Ezra Klein has an interesting take on Hillary Clinton’s several recent gaffe-ish incidents, from her on-air tussle with Terry Gross to her tone-deaf attempts to portray her and Bill as just regular middle class folks. He thinks they’re all happening by design, or rather that Clinton’s book tour has been designed to let her get the gaffes out now so that she’ll learn from them in time to run a smooth campaign for president in 2016. She’s on a trial run for her real public roll out, I guess:
In a smart piece for Buzzfeed, Katherine Miller observed that Clinton’s grueling book tour wasn’t necessary. She’s Hillary Clinton, after all. She doesn’t need to do so many events in so many different states to sell books. “It’s insane, like the media version of an Iron Man race for one of the most recognizable people alive.”
But perhaps it’s not really a book tour at all. What Clinton has really done, Miller says, is “artificially create the conditions of a presidential run.” She’s figuring out the new media landscape, testing her connection with young voters, and learning whether her messages work. She’s seeing how she’ll be attacked and discovering which of her rebuttals rally support. She’s finding out that if you end up fighting Terry Gross you have probably made some bad decisions in your life.
This makes a lot of sense, but it does make you wonder just how many trial runs Hillary Clinton needs before she can run a decent presidential campaign. On the one hand, Hillary Clinton’s high public profile tends to obscure the fact that she’s still a fairly novice campaigner in her own right. She’d never stood for elected office before 2000, and only had the one reelection campaign in 2006, running against a joke challenger in a massive Democratic wave election, before she ran for president in 2008, lost, and then was tapped as Obama’s Secretary of State. She hasn’t had the chance to work out kinks in races for local or state office, or even the House, the way a more typical candidate would have done.
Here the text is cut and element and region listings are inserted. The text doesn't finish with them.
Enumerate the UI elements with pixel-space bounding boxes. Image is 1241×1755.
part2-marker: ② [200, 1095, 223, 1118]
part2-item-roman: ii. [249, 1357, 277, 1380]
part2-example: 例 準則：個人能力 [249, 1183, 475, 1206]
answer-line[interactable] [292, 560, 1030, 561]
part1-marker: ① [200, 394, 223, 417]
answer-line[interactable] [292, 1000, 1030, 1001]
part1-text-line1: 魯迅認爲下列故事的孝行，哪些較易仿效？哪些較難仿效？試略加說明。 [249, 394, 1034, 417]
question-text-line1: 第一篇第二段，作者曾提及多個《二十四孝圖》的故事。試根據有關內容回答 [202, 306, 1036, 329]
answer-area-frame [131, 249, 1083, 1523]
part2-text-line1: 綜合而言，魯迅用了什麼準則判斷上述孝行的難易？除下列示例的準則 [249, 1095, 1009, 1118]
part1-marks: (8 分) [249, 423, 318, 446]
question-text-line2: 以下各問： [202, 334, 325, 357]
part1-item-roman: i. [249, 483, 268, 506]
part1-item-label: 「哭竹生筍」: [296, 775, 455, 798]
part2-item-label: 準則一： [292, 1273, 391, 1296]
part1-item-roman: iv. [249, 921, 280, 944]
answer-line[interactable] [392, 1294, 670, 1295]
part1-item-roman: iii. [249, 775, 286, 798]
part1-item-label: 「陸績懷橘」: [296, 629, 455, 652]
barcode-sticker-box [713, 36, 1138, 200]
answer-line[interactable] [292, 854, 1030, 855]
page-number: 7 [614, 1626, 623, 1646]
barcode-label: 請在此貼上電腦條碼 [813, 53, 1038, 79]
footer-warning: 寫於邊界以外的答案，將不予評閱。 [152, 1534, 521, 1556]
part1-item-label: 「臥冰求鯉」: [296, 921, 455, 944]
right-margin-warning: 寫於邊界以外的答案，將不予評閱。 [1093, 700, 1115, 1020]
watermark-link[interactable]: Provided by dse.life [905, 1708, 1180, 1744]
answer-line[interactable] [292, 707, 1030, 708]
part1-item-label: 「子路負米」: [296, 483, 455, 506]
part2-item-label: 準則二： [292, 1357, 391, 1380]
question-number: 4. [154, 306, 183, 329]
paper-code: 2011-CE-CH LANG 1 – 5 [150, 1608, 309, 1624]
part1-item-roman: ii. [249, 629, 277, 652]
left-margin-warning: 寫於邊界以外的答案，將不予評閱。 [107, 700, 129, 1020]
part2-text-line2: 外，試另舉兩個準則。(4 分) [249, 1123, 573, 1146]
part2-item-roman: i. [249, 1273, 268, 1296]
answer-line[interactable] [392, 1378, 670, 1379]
On the other hand, Hillary Clinton has spent parts of four decades in and around electoral politics. She was active as First Lady of Arkansas, active as First Lady of the United States, and campaigned actively for Bill Clinton when he ran for both offices. So she’s had a lot of exposure to the craft of running campaigns, regardless of whether or not her name was the one on the ballot. And yet, when she ran for president in 2008, in a primary she was considered a near-lock to win, her campaign was an absolute train wreck. Yes she paid heavily for her Iraq War vote, but she also paid heavily for running a campaign team who didn’t think caucuses mattered, who acted like they’d never heard of this strange new thing called “the internet,” who wasted the biggest campaign war chest of any of the Democratic contenders, and who failed to tailor their message to respond to the actual dynamics of the race. It wouldn’t seem like you’d need to practice running for president before you could learn about these fairly basic elements of a presidential campaign, would it? I mean, most candidates who get elected president for the first time do so without having any previous direct experience running for president.
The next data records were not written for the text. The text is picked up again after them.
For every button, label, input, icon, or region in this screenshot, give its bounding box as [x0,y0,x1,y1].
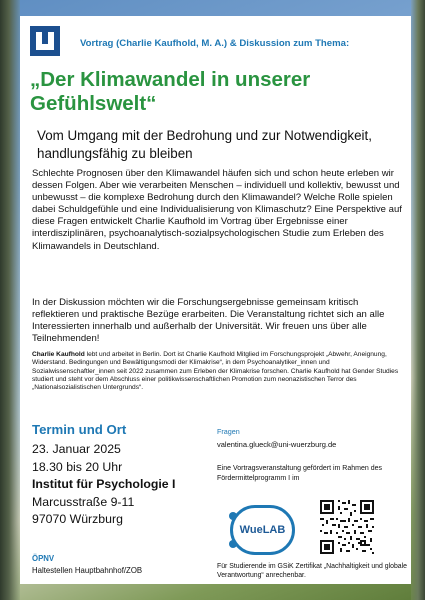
event-type-line: Vortrag (Charlie Kaufhold, M. A.) & Diskussion zum Thema: [80,38,350,49]
qr-code[interactable] [320,500,374,554]
public-transport-stops: Haltestellen Hauptbahnhof/ZOB [32,566,143,575]
event-subtitle: Vom Umgang mit der Bedrohung und zur Notwendigkeit, handlungsfähig zu bleiben [37,128,372,161]
funding-note: Eine Vortragsveranstaltung gefördert im Rahmen des Fördermittelprogramm I im [217,465,382,482]
speaker-bio [32,351,404,392]
public-transport-label: ÖPNV [32,554,55,563]
qr-code-icon [320,500,374,554]
speaker-name: Charlie Kaufhold [32,351,85,358]
wuelab-logo-text: WueLAB [239,524,286,536]
event-title: „Der Klimawandel in unserer Gefühlswelt“ [30,68,311,115]
university-logo-icon [36,32,54,50]
certificate-note: Für Studierende im GSiK Zertifikat „Nachhaltigkeit und globale Verantwortung“ anrechenbar. [217,563,407,579]
event-city: 97070 Würzburg [32,512,123,526]
poster-card [20,16,411,584]
event-street: Marcusstraße 9-11 [32,494,135,509]
event-time: 18.30 bis 20 Uhr [32,459,123,474]
background-trees-left [0,0,20,600]
description-paragraph-1: Schlechte Prognosen über den Klimawandel häufen sich und schon heute erleben wir dessen Folgen. Aber wie verarbeiten Menschen – individuell und kollektiv, bewusst und unbewusst – die komplexe Bedrohung durch den Klimawandel? Welche Rolle spielen dabei Schuldgefühle und eine Individualisierung von Klimaschutz? Eine Perspektive auf diese Fragen entwickelt Charlie Kaufhold im Vortrag über Ergebnisse einer interdisziplinären, psychoanalytisch-sozialpsychologischen Studie zum Erleben des Klimawandels in Deutschland. [32,168,402,252]
event-venue: Institut für Psychologie I [32,477,176,491]
event-details [32,422,222,529]
wuelab-dot-1 [229,512,237,520]
wuelab-logo [230,505,295,555]
description-paragraph-2: In der Diskussion möchten wir die Forschungsergebnisse gemeinsam kritisch reflektieren und praktische Bezüge erarbeiten. Die Veranstaltung richtet sich an alle Interessierten innerhalb und außerhalb der Universität. Wir freuen uns über alle Teilnehmenden! [32,297,385,345]
termin-heading: Termin und Ort [32,422,127,437]
contact-email[interactable]: valentina.glueck@uni-wuerzburg.de [217,440,337,449]
wuelab-dot-2 [229,540,237,548]
speaker-bio-text: lebt und arbeitet in Berlin. Dort ist Charlie Kaufhold Mitglied im Forschungsprojekt „Abwehr, Aneignung, Widerstand. Bedingungen und Bewältigungsmodi der Klimakrise“, in dem Psychoanalytiker_innen und Sozialwissenschaftler_innen seit 2022 zusammen zum Erleben der Klimakrise forschen. Charlie Kaufhold hat Gender Studies studiert und steht vor dem Abschluss einer politikwissenschaftlichen Promotion zum neonazistischen Terror des „Nationalsozialistischen Untergrunds“. [32,351,399,392]
background-trees-right [411,0,425,600]
university-logo [30,26,60,56]
contact-label: Fragen [217,427,240,436]
event-date: 23. Januar 2025 [32,442,121,456]
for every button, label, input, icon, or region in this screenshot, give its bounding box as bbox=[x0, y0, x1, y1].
Now here we are in the run up to 2016, and Hillary Clinton is doing a dry run for the campaign via her book tour, so this makes one actual run for president and one dry run, which is a lot more practice than most candidates get, but she’s still struggling with basic stuff. I realize been 8 years since her last campaign, and the concerns of the Democratic electorate have changed somewhat in that time, so it’s helpful to be able to road-test some different messages and see what plays. But Hillary Clinton hasn’t been in a cave for the last 8 years, so it shouldn’t take a whole manufactured book tour/backdoor dress rehearsal for her to realize that, for example, it’s kind of insulting when extravagantly wealthy people pretend to be just folks. If she hasn’t already learned that kind of thing, what reason is there to believe that she’ll learn it now?